Brian used a mapping tool called ArcGis to solve the conversion problem so we could view the stop-and-frisks and mosques on the same map.  Brian, Michael and I then used a program called R, to further scrape the data and isolate points by specific variables, like race.  Brian then used ArcGis to isolate all the points within a 900ft radius of a mosque so we could see how the rates of stop-and-frisks changed over time. Mike Dewar, one of the coders at the event, was also very helpful in nailing down our approach to identifying stop-and-frisks near mosques.  Mike wrote an algorithm for us to measure the distance between any one point and a mosque.  We didn’t end up using Mike’s algorithm but talking the problem over with him and discussing various approaches was a great help in tackling the larger issue of working with such a large data set.

An initial map of stop-and-frisks for 2006.  White dots show the number of stops, red dots the number of arrests.

An initial map of stop-and-frisks for 2006. White dots show the number of stops, red dots the number of arrests.

Analyzing Data leads to More Analyzing Data
Once we were able to map our data, we could see how many stop-and-frisks occurred near these nine mosques in 2006. When we compared the first three months of the year, before the recommendation for surveillance was made, with the next nine months, we did see a small increase.

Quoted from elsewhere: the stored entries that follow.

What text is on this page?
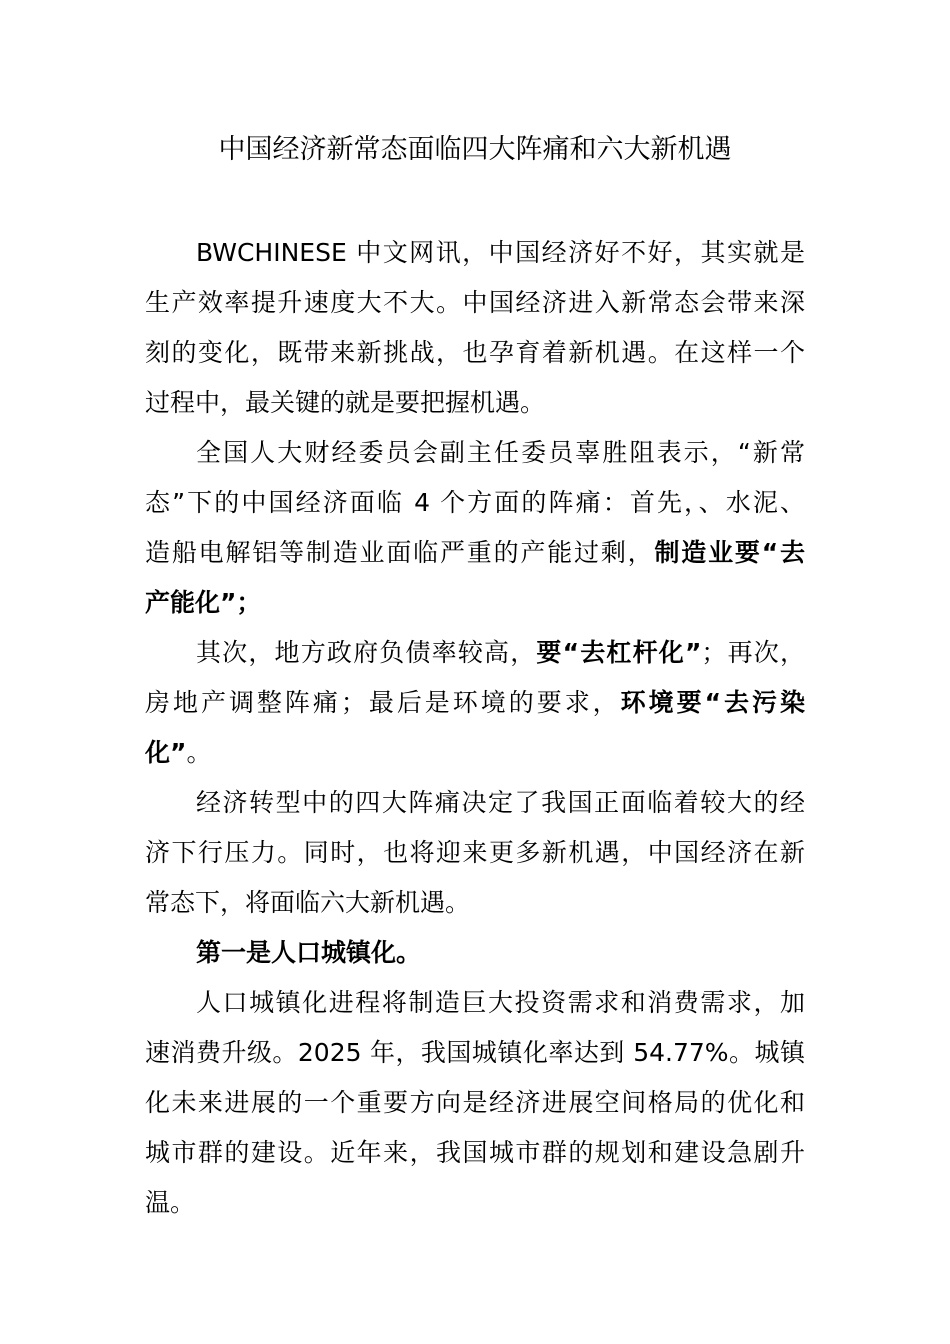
中国经济新常态面临四大阵痛和六大新机遇
BWCHINESE 中文网讯，中国经济好不好，其实就是
生产效率提升速度大不大。中国经济进入新常态会带来深
刻的变化，既带来新挑战，也孕育着新机遇。在这样一个
过程中，最关键的就是要把握机遇。
全国人大财经委员会副主任委员辜胜阻表示，“新常
态”下的中国经济面临 4 个方面的阵痛：首先，、水泥、
造船电解铝等制造业面临严重的产能过剩，制造业要“去
产能化”；
其次，地方政府负债率较高，要“去杠杆化”；再次，
房地产调整阵痛；最后是环境的要求，环境要“去污染
化”。
经济转型中的四大阵痛决定了我国正面临着较大的经
济下行压力。同时，也将迎来更多新机遇，中国经济在新
常态下，将面临六大新机遇。
第一是人口城镇化。
人口城镇化进程将制造巨大投资需求和消费需求，加
速消费升级。2025 年，我国城镇化率达到 54.77%。城镇
化未来进展的一个重要方向是经济进展空间格局的优化和
城市群的建设。近年来，我国城市群的规划和建设急剧升
温。
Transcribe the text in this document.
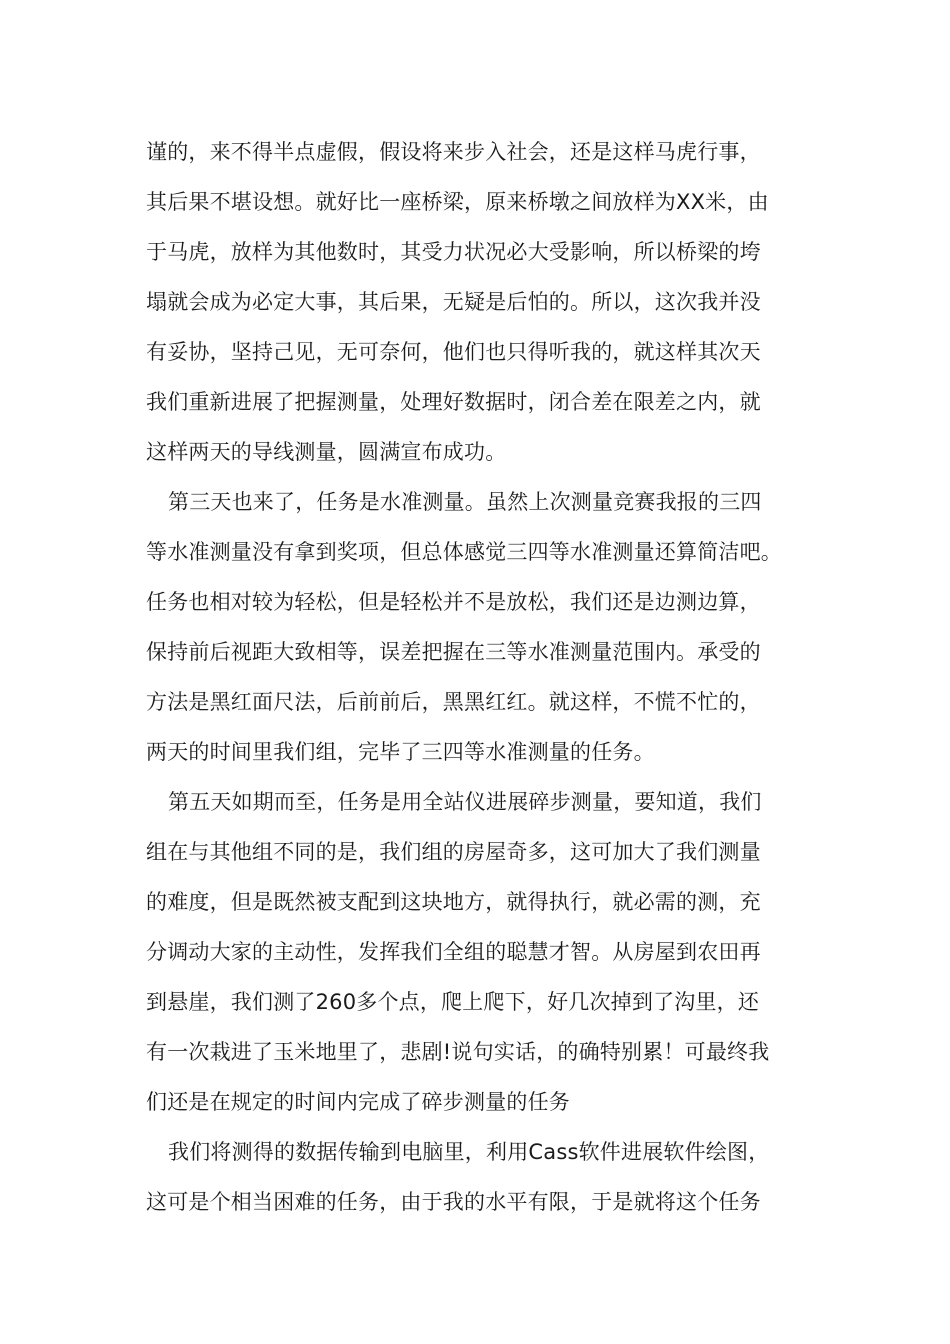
谨的，来不得半点虚假，假设将来步入社会，还是这样马虎行事，
其后果不堪设想。就好比一座桥梁，原来桥墩之间放样为XX米，由
于马虎，放样为其他数时，其受力状况必大受影响，所以桥梁的垮
塌就会成为必定大事，其后果，无疑是后怕的。所以，这次我并没
有妥协，坚持己见，无可奈何，他们也只得听我的，就这样其次天
我们重新进展了把握测量，处理好数据时，闭合差在限差之内，就
这样两天的导线测量，圆满宣布成功。
第三天也来了，任务是水准测量。虽然上次测量竞赛我报的三四
等水准测量没有拿到奖项，但总体感觉三四等水准测量还算简洁吧。
任务也相对较为轻松，但是轻松并不是放松，我们还是边测边算，
保持前后视距大致相等，误差把握在三等水准测量范围内。承受的
方法是黑红面尺法，后前前后，黑黑红红。就这样，不慌不忙的，
两天的时间里我们组，完毕了三四等水准测量的任务。
第五天如期而至，任务是用全站仪进展碎步测量，要知道，我们
组在与其他组不同的是，我们组的房屋奇多，这可加大了我们测量
的难度，但是既然被支配到这块地方，就得执行，就必需的测，充
分调动大家的主动性，发挥我们全组的聪慧才智。从房屋到农田再
到悬崖，我们测了260多个点，爬上爬下，好几次掉到了沟里，还
有一次栽进了玉米地里了，悲剧!说句实话，的确特别累！可最终我
们还是在规定的时间内完成了碎步测量的任务
我们将测得的数据传输到电脑里，利用Cass软件进展软件绘图，
这可是个相当困难的任务，由于我的水平有限，于是就将这个任务
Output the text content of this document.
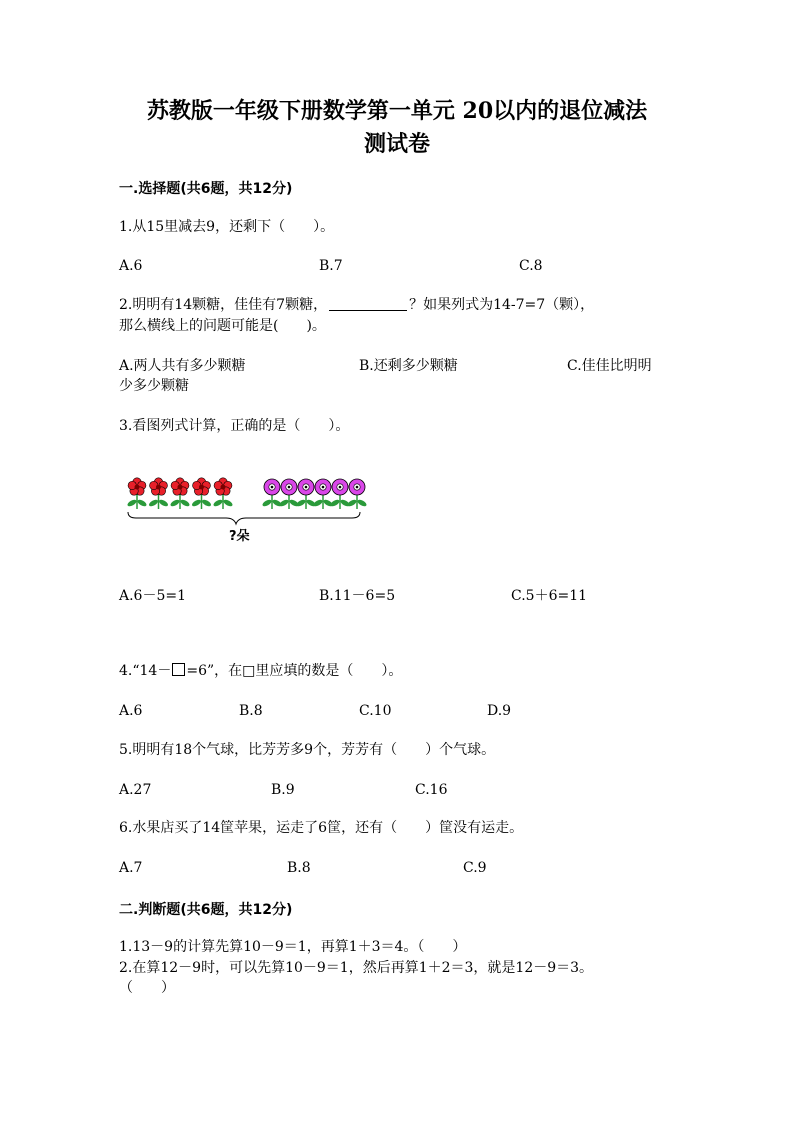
苏教版一年级下册数学第一单元 20以内的退位减法
测试卷
一.选择题(共6题，共12分)
1.从15里减去9，还剩下（　　）。
A.6	B.7	C.8
2.明明有14颗糖，佳佳有7颗糖，	？如果列式为14-7=7（颗），
那么横线上的问题可能是(　　)。
A.两人共有多少颗糖	B.还剩多少颗糖	C.佳佳比明明
少多少颗糖
3.看图列式计算，正确的是（　　）。
?朵
A.6－5=1	B.11－6=5	C.5＋6=11
4.“14－ =6”，在□里应填的数是（　　）。
A.6	B.8	C.10	D.9
5.明明有18个气球，比芳芳多9个，芳芳有（　　）个气球。
A.27	B.9	C.16
6.水果店买了14筐苹果，运走了6筐，还有（　　）筐没有运走。
A.7	B.8	C.9
二.判断题(共6题，共12分)
1.13－9的计算先算10－9＝1，再算1＋3＝4。（　　）
2.在算12－9时，可以先算10－9＝1，然后再算1＋2＝3，就是12－9＝3。
（　　）
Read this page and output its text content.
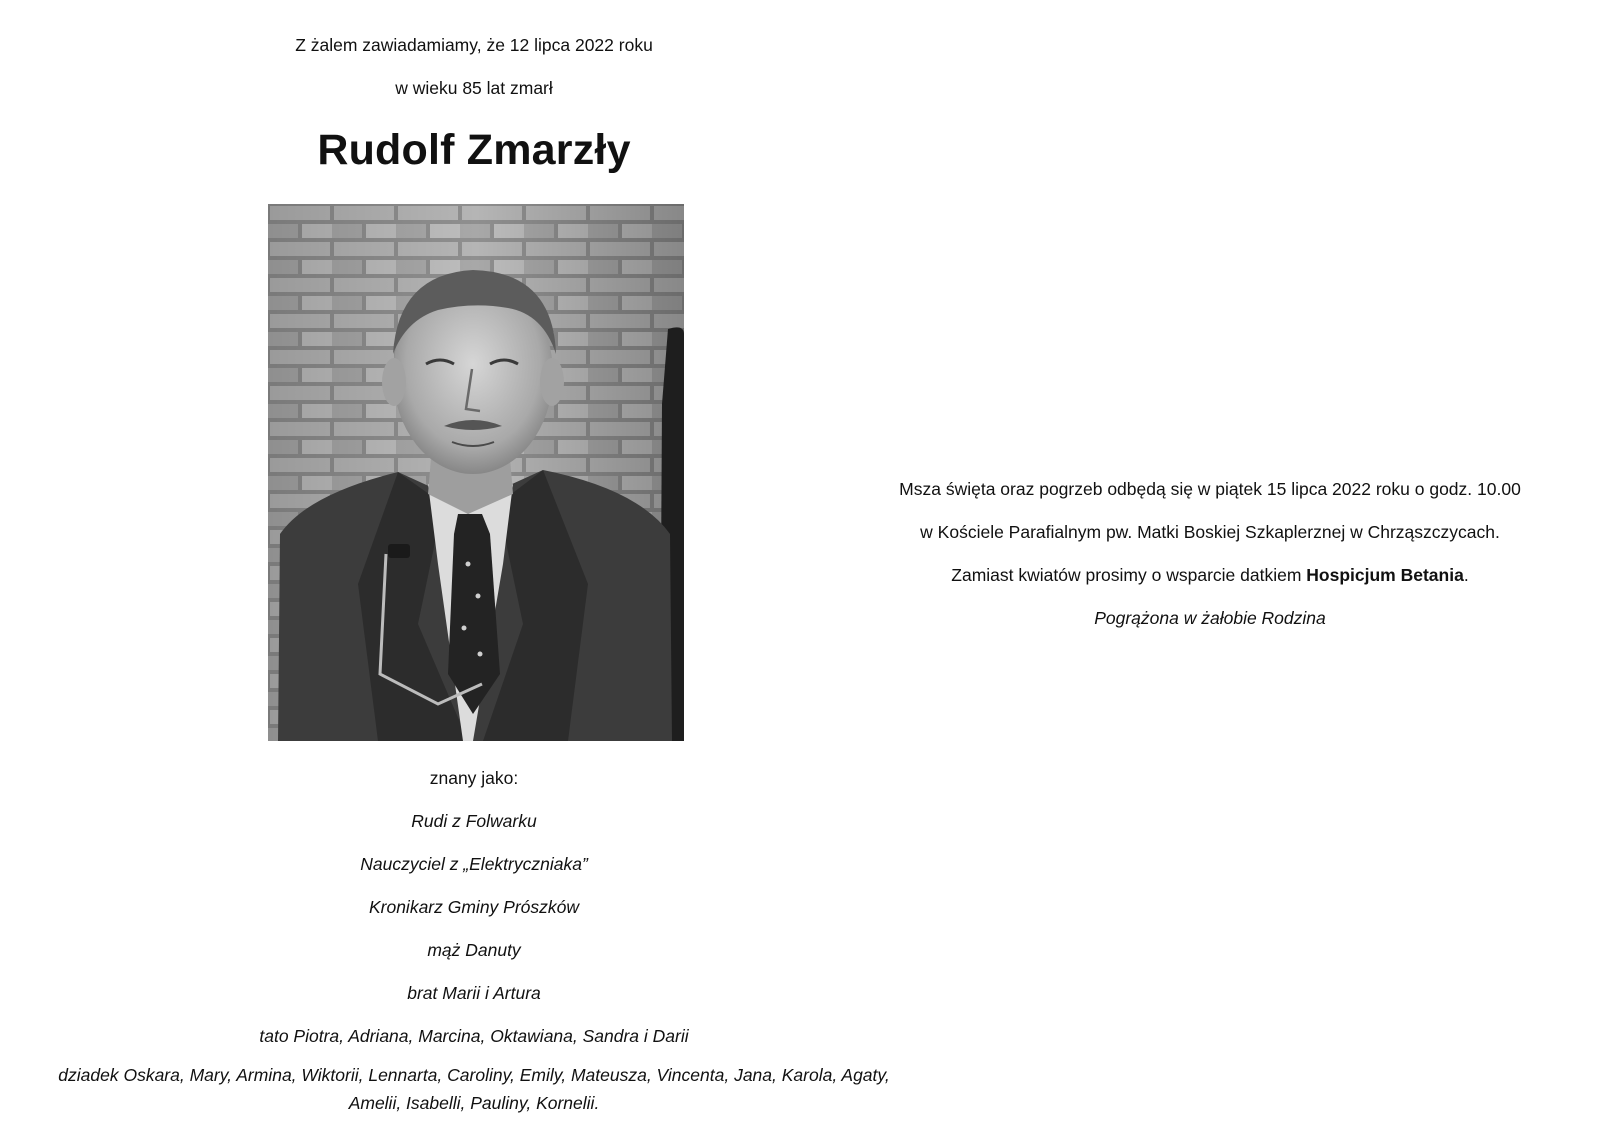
Z żalem zawiadamiamy, że 12 lipca 2022 roku
w wieku 85 lat zmarł
Rudolf Zmarzły
znany jako:
Rudi z Folwarku
Nauczyciel z „Elektryczniaka”
Kronikarz Gminy Prószków
mąż Danuty
brat Marii i Artura
tato Piotra, Adriana, Marcina, Oktawiana, Sandra i Darii
dziadek Oskara, Mary, Armina, Wiktorii, Lennarta, Caroliny, Emily, Mateusza, Vincenta, Jana, Karola, Agaty, Amelii, Isabelli, Pauliny, Kornelii.
Msza święta oraz pogrzeb odbędą się w piątek 15 lipca 2022 roku o godz. 10.00
w Kościele Parafialnym pw. Matki Boskiej Szkaplerznej w Chrząszczycach.
Zamiast kwiatów prosimy o wsparcie datkiem Hospicjum Betania.
Pogrążona w żałobie Rodzina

However, to know if this is statistically relevant or markedly different from stop-and-frisks in other areas of New York, we have to do a lot more research and analysis.

Stop-and-frisks for two mosques prior to March 2006

Stop-and-frisks for two mosques prior to March 2006

Stop-and-frisks for two mosques after March 2006

Stop-and-frisks for two mosques after March 2006



Jeremy Baron of WikiMedia New York City and Thomas Levine of ScraperWiki, two coders from the event, worked with us after the event to help automate our workflow. Jeremy wrote a script which aggregated our data and put into a database while Thomas helped us throughout the process in fixing and checking our sql and javascript code.

Our next step has been designing the right control group against which to test our data, and we received great feedback after the event on the best way to do so. One surprising thing has been how rich our data set is. Further analysis may show that stop-and-frisks near these mosques wasn’t unusual, but as we continue working with the data, it has already given us ideas for more stories we can work on.